Verbesserung der Fähigkeiten und des Selbstvertrauens von Frauen:
Entwicklung ist mit Selbstvertrauen und Selbstwirksamkeit verbunden, die beide für das Lernen und die Entwicklung von Fähigkeiten unerlässlich sind. Es geht darum sicherzustellen, dass Frauen ermutigt werden, eine Karriere im digitalen Sektor anzustreben, und dass sie sich in einer technologischen Umgebung wohl fühlen.

Netzwerke schaffen:
Hier geht es darum, die Möglichkeit zu schaffen, sich positiv in das Beziehungsnetz einer Gruppe zu integrieren. Das bedeutet, dass Frauen in einem technischen Umfeld das Gefühl haben können, dass ihre Fähigkeiten akzeptiert und anerkannt werden, und zwar jenseits der geschlechtsspezifischen Kategorisierung. Diese Anerkennung wird jedoch nicht immer erreicht.

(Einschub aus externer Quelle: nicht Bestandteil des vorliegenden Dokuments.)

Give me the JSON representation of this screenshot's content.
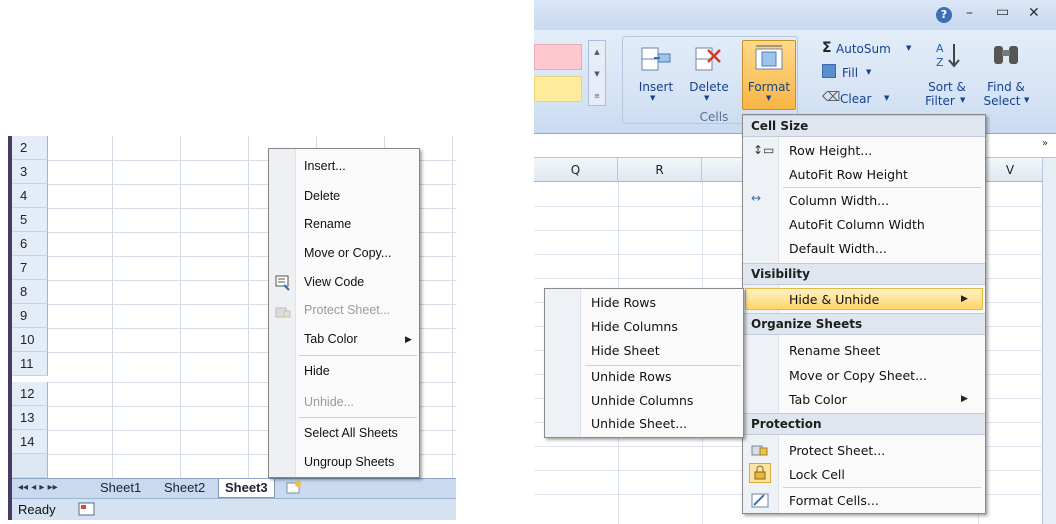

Frauen müssen empowered werden:
Empowerment ist sowohl eine Methode als auch ein Ergebnis. Es ist die Fähigkeit, sich eigene Ziele zu setzen und frei zu handeln, aber es ist auch die Ausübung dieser Fähigkeit, die die Kontrolle über die eigenen Entscheidungen sowie das Potenzial zur Beeinflussung der Entscheidungen anderer schafft. Es ist das Wachstum des sozialen Kapitals, das eine persönliche Ressource in zwischenmenschlichen Beziehungen darstellt (Ansehen, Kredit, Einfluss).